Each year larger and larger quantities of greens were removed from Lakeville, leading to concerns of over-stripping the woods. “The collection of greenery, holly and laurel for Christmas is underway here. As has been the custom with collectors of this holiday decoration they have invaded Lakeville, and are carrying off the stuff in team loads,” recorded the Middleboro Gazette in December, 1908. One new innovation which contributed to this process was the automobile. Where city residents had previously been dependent upon intermediaries to acquire their Christmas greens, the automobile permitted city dwellers to enjoy a day-trip to the country where they would pick pines, holly and other specimens with which to decorate their homes. “The greenery business in the section for Christmas was the heaviest [in 1912] for years. There were large numbers engaged in the pursuit, and one man alone marketed 400 wreaths. The advent of the automobile, cruising through the country, caused a large amount of greenery, especially holly, to be carried away by the drivers to their homes.”

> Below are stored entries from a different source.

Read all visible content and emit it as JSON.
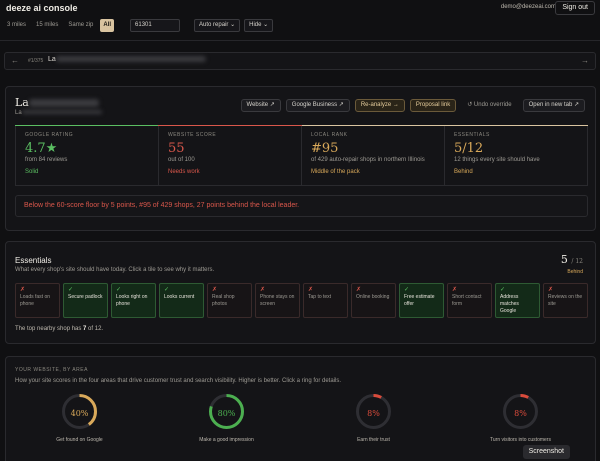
{
  "app": {
    "brand": "deeze ai console",
    "user_email": "demo@deezeai.com",
    "signout_label": "Sign out"
  },
  "filters": {
    "radius_options": [
      "3 miles",
      "15 miles",
      "Same zip",
      "All"
    ],
    "active_radius": "All",
    "zip_value": "61301",
    "category_value": "Auto repair",
    "hide_label": "Hide"
  },
  "nav": {
    "prev_icon": "arrow-left-icon",
    "next_icon": "arrow-right-icon",
    "count": "#1/375",
    "name_prefix": "La"
  },
  "business": {
    "name_prefix": "La",
    "sub_prefix": "La",
    "actions": [
      {
        "label": "Website ↗",
        "style": "default"
      },
      {
        "label": "Google Business ↗",
        "style": "default"
      },
      {
        "label": "Re-analyze →",
        "style": "gold"
      },
      {
        "label": "Proposal link",
        "style": "gold"
      },
      {
        "label": "↺ Undo override",
        "style": "plain"
      },
      {
        "label": "Open in new tab ↗",
        "style": "default"
      }
    ]
  },
  "metrics": [
    {
      "key": "GOOGLE RATING",
      "value": "4.7★",
      "sub": "from 84 reviews",
      "tag": "Solid",
      "color": "#5bbf62",
      "bar": "#5bbf62"
    },
    {
      "key": "WEBSITE SCORE",
      "value": "55",
      "sub": "out of 100",
      "tag": "Needs work",
      "color": "#d9574b",
      "bar": "#d9574b"
    },
    {
      "key": "LOCAL RANK",
      "value": "#95",
      "sub": "of 429 auto-repair shops in northern Illinois",
      "tag": "Middle of the pack",
      "color": "#d9a95a",
      "bar": "#d9c4a0"
    },
    {
      "key": "ESSENTIALS",
      "value": "5/12",
      "sub": "12 things every site should have",
      "tag": "Behind",
      "color": "#d9a95a",
      "bar": "#d9c4a0"
    }
  ],
  "alert": "Below the 60-score floor by 5 points, #95 of 429 shops, 27 points behind the local leader.",
  "essentials": {
    "title": "Essentials",
    "subtitle": "What every shop's site should have today. Click a tile to see why it matters.",
    "score": "5",
    "score_total": "/ 12",
    "score_label": "Behind",
    "tiles": [
      {
        "label": "Loads fast on phone",
        "pass": false
      },
      {
        "label": "Secure padlock",
        "pass": true
      },
      {
        "label": "Looks right on phone",
        "pass": true
      },
      {
        "label": "Looks current",
        "pass": true
      },
      {
        "label": "Real shop photos",
        "pass": false
      },
      {
        "label": "Phone stays on screen",
        "pass": false
      },
      {
        "label": "Tap to text",
        "pass": false
      },
      {
        "label": "Online booking",
        "pass": false
      },
      {
        "label": "Free estimate offer",
        "pass": true
      },
      {
        "label": "Short contact form",
        "pass": false
      },
      {
        "label": "Address matches Google",
        "pass": true
      },
      {
        "label": "Reviews on the site",
        "pass": false
      }
    ],
    "note_prefix": "The top nearby shop has ",
    "note_count": "7",
    "note_suffix": " of 12."
  },
  "areas": {
    "title": "YOUR WEBSITE, BY AREA",
    "subtitle": "How your site scores in the four areas that drive customer trust and search visibility. Higher is better. Click a ring for details.",
    "items": [
      {
        "label": "Get found on Google",
        "value": 40,
        "display": "40%",
        "color": "#d9a95a"
      },
      {
        "label": "Make a good impression",
        "value": 80,
        "display": "80%",
        "color": "#4caf50"
      },
      {
        "label": "Earn their trust",
        "value": 8,
        "display": "8%",
        "color": "#d94b3b"
      },
      {
        "label": "Turn visitors into customers",
        "value": 8,
        "display": "8%",
        "color": "#d94b3b"
      }
    ]
  },
  "overlay_label": "Screenshot"
}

The annual search for Christmas greens in Lakeville and surrounding communities continued throughout the first decades of the twentieth century and appears to have contributed to the decline of a number of species locally, most notably American holly (Ilex opaca) which was formerly abundant in local woods. In 1929, the scarcity of holly inlocal woods was lamented and attributed at the time to a "severe and protracted drought" in the summer and fall of that year. What holly could be found was quickly taken by gatherers of Christmas green, irreparably damaging trees and furthering the ecological decline of the plant locally.
By 1930, many local property owners had had enough, and began reporting the removal of greens to the local police as indicated by the following news report from December, 1930:
There have been several complaints received by the police from land owners in various parts of the town that their woods are being entered and stripped of holly and other evergreens without authority and in some cases holly trees have been stripped to such an extent that they will die. One man reports that automobiles have come to his place Sundays and leave full of small spruce or pine branches while others come and get small cedar trees. Arthur Winslow and Edwin C. Bennett of Marion road are among those who have reported to the police. Chief Sisson is checking up on this trespassing and prosecutions are likely to follow.
Middleboro Gazette editor and owner Lorenzo Wood commented upon the situation in late December. Clearly unapproving of the unauthorized removal, Wood was at a loss to provide a solution, as the geographic expanse of Middleborough (as well as Lakeville) did not easily lend themselves to prevantative patrols by local law enforcement.